CAMPIGLIA: SEMPRE PIU’ VICINO IL CEMENTIFICIO ALLE LAVORIERE?

Il Comitato per Campiglia non ci sta alle dichiarazioni di “vicinanza” del sindaco di Campiglia Silvia Velo nei confronti degli abitanti delle lavoriere, e presenta una cronistoria che dimostra, secondo il Comitato, che come dice il proverbio “tra il dire e il fare, c’è di mezzo il mare”.

«Il sindaco Velo ha nuovamente dichiarato di essere “vicina alle preoccupazioni dei cittadini” delle Lavoriere. Ci vuole una bella faccia tosta – commenta il comitato per Campiglia – visto che quei cittadini, da mesi, si battono contro le scelte della sua amministrazione che ha sottratto proprio in quella zona 7 ettari di terreno agricolo per destinarlo ad impianti per la produzione di cementi: uno già realizzato mentre altri potrebbero sorgere nei prossimi mesi.

In realtà l’intera vicenda, esposta puntualmente e pubblicamente dal Comitato per Campiglia con atti forniti dallo stesso Comune, mette in luce una sequenza incredibile di contraddizioni che chiama in causa proprio la responsabilità del sindaco al quale, più che dichiararsi vicino ai cittadini, compete spiegare scelte del tutto incomprensibili. Merita ripercorrerle.

Si è detto e scritto che servivano tre ettari di terreno per il trasferimento degli impianti della Soc. Betonval (in realtà ne occorrevano meno) ed è stata poi prevista una zona industriale di oltre 7 ettari in aperta campagna che, come emerge dalle recenti notizie di stampa, viene venduta sul mercato per nuove attività industriali che nulla hanno a che vedere con il trasferimento degli impianti che esistevano alle terme di Caldana.

Si è detto e scritto che l’area doveva essere prevista all’interno di un preciso perimetro (250 ettari!) che il Comune aveva individuato nel 2000, mentre nel 2002 la variante urbanistica ha scelto terreni esterni a quel perimetro, contro ogni logica urbanistica e senza nessuna spiegazione plausibile.
Si è detto e scritto che la zona doveva essere vicino alle principali infrastrutture stradali e, inspiegabilmente, è stata prevista in un’area dove l’accesso è possibile solo con una strada secondaria (destinata al traffico locale e allo spostamento di trattori agricoli) su cui grava oggi un transito continuo di mezzi pesanti carichi di conglomerati cementizi e di materie prime che ha reso necessario, con il solo traffico della Betonval, asfaltarla due volte in soli 10 mesi.

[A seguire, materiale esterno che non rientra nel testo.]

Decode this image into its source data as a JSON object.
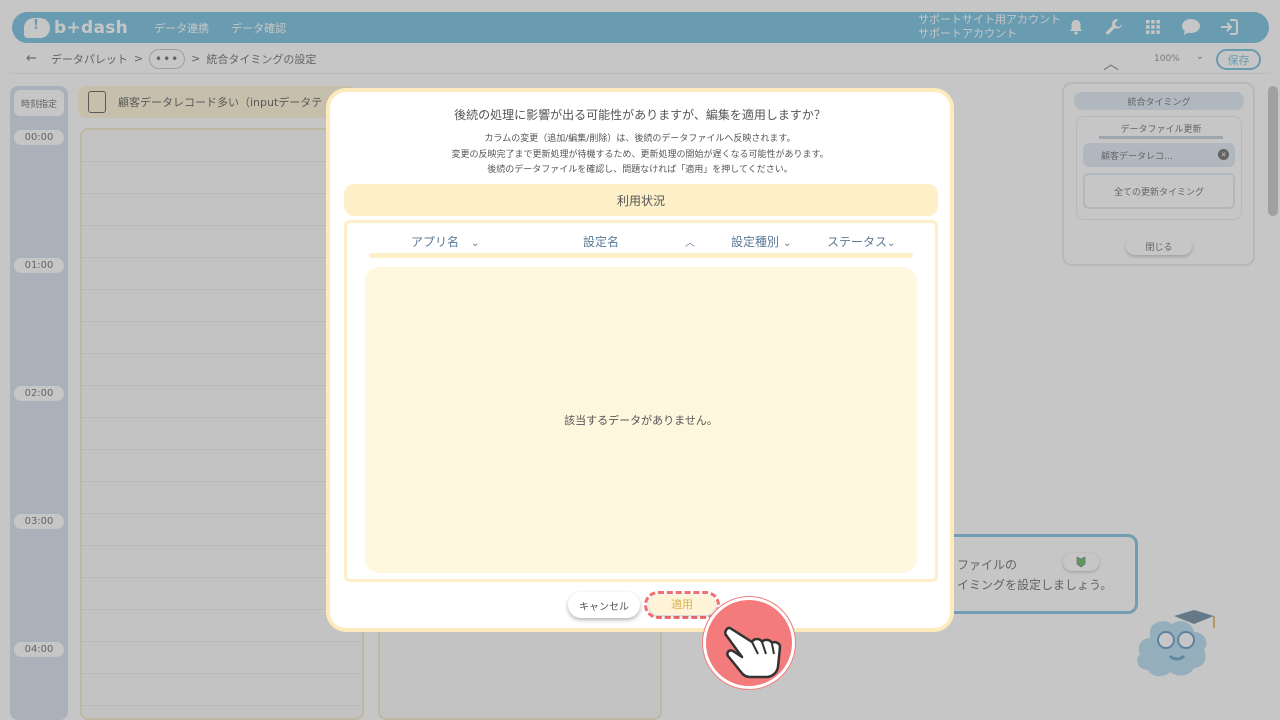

Si è detto e scritto che gli impianti della soc. Betonval non potevano essere collocati nel PIP di Campo alla Croce (com’è accaduto per tantissime altre attività produttive presenti nel centro abitato) perché il costo di quei terreni, espropriati dal Comune, era troppo elevato quando poi, come è stato dimostrato, nelle agenzie immobiliari i terreni produttivi delle Lavoriere costano almeno 5 volte di più di quelli del PIP.
Si è detto e scritto che gli impianti previsti alle Lavoriere erano di natura così inquinante da risultare incompatibili con le attività produttive presenti nel PIP, mentre oggi si dice che il semplice rispetto della legge per le emissioni di polveri e rumori deve tranquillizzare i cittadini e gli agricoltori che alle Lavoriere vivono e coltivano prodotti destinati all’alimentazione.

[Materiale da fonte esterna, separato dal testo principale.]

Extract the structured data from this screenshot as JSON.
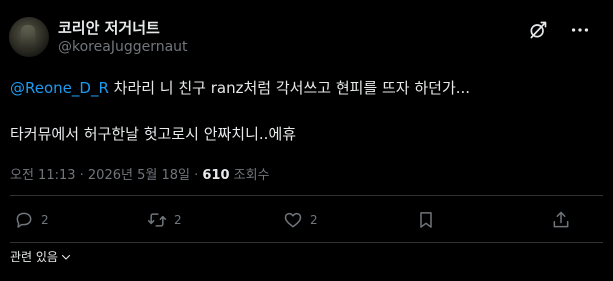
{
  "author": {
    "name": "코리안 저거너트",
    "handle": "@koreaJuggernaut"
  },
  "tweet": {
    "mention": "@Reone_D_R",
    "line1_rest": " 차라리 니 친구 ranz처럼 각서쓰고 현피를 뜨자 하던가...",
    "line2": "타커뮤에서 허구한날 헛고로시 안짜치니..에휴"
  },
  "meta": {
    "timestamp": "오전 11:13 · 2026년 5월 18일 · ",
    "views_count": "610",
    "views_label": " 조회수"
  },
  "actions": {
    "reply_count": "2",
    "retweet_count": "2",
    "like_count": "2"
  },
  "footer": {
    "related_label": "관련 있음"
  },
  "icons": [
    "grok-icon",
    "more-icon",
    "reply-icon",
    "retweet-icon",
    "like-icon",
    "bookmark-icon",
    "share-icon",
    "chevron-down-icon"
  ],
  "colors": {
    "background": "#000000",
    "text": "#e7e9ea",
    "secondary": "#71767b",
    "link": "#1d9bf0",
    "divider": "#2f3336"
  }
}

Si è detto pubblicamente, in contrasto con quanto previsto dal piano urbanistico, che sui terreni della nuova zona industriale delle Lavoriere non sarebbero mai sorti cementifici, quando il Comune sapeva perfettamente che quattro ettari erano già stati comprati dalla Soc. Holcim, leader mondiale nella produzione di cementi.
Non comprendiamo le dichiarazioni che la stessa Holcim ha rilasciato alla stampa secondo le quali “sono in corso valutazioni sulla futura destinazione d’uso”, non escludendo neppure la “vendita dei terreni”, ma è a dir poco strano che una società che fa cementi e che ha comprato terreni su cui il Comune ha previsto impianti per la produzione di cementi, dichiari oggi che tra gli obiettivi dell’acquisto c’è anche quello di “rivendere” il bene acquistato.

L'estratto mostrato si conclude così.